Information extraction could also be referred to as targeted text extraction. Information extraction systems are always geared to at least a specific field of expertise, usually even to certain areas of interest (scenarios) within a more general field (domain). For example, in the domain ‘Business News’, a possible scenario would be ‘Personnel change in a management position’.

Possible Applications of Information Extraction
The independent field of research of information extraction must be distinguished from related fields: Text extraction aims at a comprehensive summary of the content of a text (comprehensive automatic text summarization is problematic in that even human readers will never achieve complete agreement in the task of summarizing the most important aspects of a text if it has not been specified to what extent the information should be important). Text clustering means the independent grouping of texts, text classification means the classification of texts into predefined groups. Information retrieval can refer to the search for documents in a set of documents (full-text search) or – depending on the literal meaning – to the more generally formulated task of retrieving information. Data mining generally refers to the “process of recognizing patterns in data”.
---
In general, two types of information extraction can be distinguished: On the one hand, the extracted data can be immediately intended for a human observer.
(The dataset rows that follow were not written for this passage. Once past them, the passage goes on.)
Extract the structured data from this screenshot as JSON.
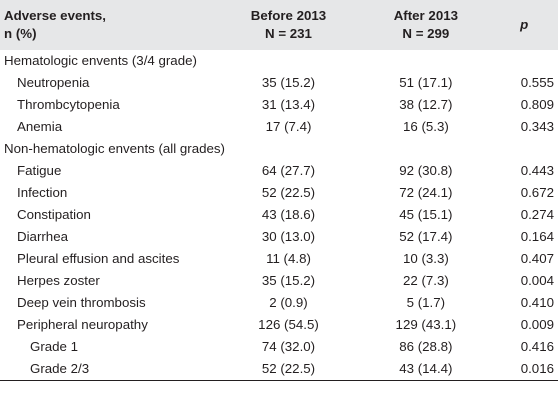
{
  "table": {
    "header": {
      "label": [
        "Adverse events,",
        "n (%)"
      ],
      "before": [
        "Before 2013",
        "N = 231"
      ],
      "after": [
        "After 2013",
        "N = 299"
      ],
      "p": "p"
    },
    "sections": [
      {
        "title": "Hematologic envents (3/4 grade)",
        "rows": [
          {
            "label": "Neutropenia",
            "before": "35 (15.2)",
            "after": "51 (17.1)",
            "p": "0.555"
          },
          {
            "label": "Thrombcytopenia",
            "before": "31 (13.4)",
            "after": "38 (12.7)",
            "p": "0.809"
          },
          {
            "label": "Anemia",
            "before": "17 (7.4)",
            "after": "16 (5.3)",
            "p": "0.343"
          }
        ]
      },
      {
        "title": "Non-hematologic envents (all grades)",
        "rows": [
          {
            "label": "Fatigue",
            "before": "64 (27.7)",
            "after": "92 (30.8)",
            "p": "0.443"
          },
          {
            "label": "Infection",
            "before": "52 (22.5)",
            "after": "72 (24.1)",
            "p": "0.672"
          },
          {
            "label": "Constipation",
            "before": "43 (18.6)",
            "after": "45 (15.1)",
            "p": "0.274"
          },
          {
            "label": "Diarrhea",
            "before": "30 (13.0)",
            "after": "52 (17.4)",
            "p": "0.164"
          },
          {
            "label": "Pleural effusion and ascites",
            "before": "11 (4.8)",
            "after": "10 (3.3)",
            "p": "0.407"
          },
          {
            "label": "Herpes zoster",
            "before": "35 (15.2)",
            "after": "22 (7.3)",
            "p": "0.004"
          },
          {
            "label": "Deep vein thrombosis",
            "before": "2 (0.9)",
            "after": "5 (1.7)",
            "p": "0.410"
          },
          {
            "label": "Peripheral neuropathy",
            "before": "126 (54.5)",
            "after": "129 (43.1)",
            "p": "0.009",
            "subrows": [
              {
                "label": "Grade 1",
                "before": "74 (32.0)",
                "after": "86 (28.8)",
                "p": "0.416"
              },
              {
                "label": "Grade 2/3",
                "before": "52 (22.5)",
                "after": "43 (14.4)",
                "p": "0.016"
              }
            ]
          }
        ]
      }
    ]
  }
}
This scope of application includes, for test purposes, which forwards information extracted from e-mails as SMS, or a system that displays information extracted from the hits in a search engine, such as the positions offered in job advertisements.
On the other hand, the data can be intended for further machine processing, be it for storage in databases, for text categorization or classification, or as a starting point for comprehensive text extraction. If the information being searched consists of several individual pieces of information, the area of application determines certain requirements for the information extraction system. For example, the information must be available in a structured form for machine processing, while an unstructured result can also be sufficient for further processing directly by humans.
If the information sought does not consist of other individual pieces of information, as in the case of proper name recognition, such a distinction is superfluous.
Conclusion
Information extraction systems can be used for various tasks, from the automatic analysis of job advertisements to the preparation of a general text extraction. According to these requirements, the systems can deliver structured or unstructured results. Furthermore, the systems can have completely different linguistic depths, from extraction by targeted summarization with pure sentence filtering, where only semantic orientation in the form of the word list is given, to systems with analysis modules for all levels of language (phonology, morphology, syntax, semantics, possibly also pragmatics).
In some areas, our lack of understanding of how natural language works leads to stagnation in development, but since information extraction is a more limited task than complete text comprehension, solutions that meet the requirements are often possible in the sense of “appropriate language engineering” (perhaps especially in connection with neighboring areas).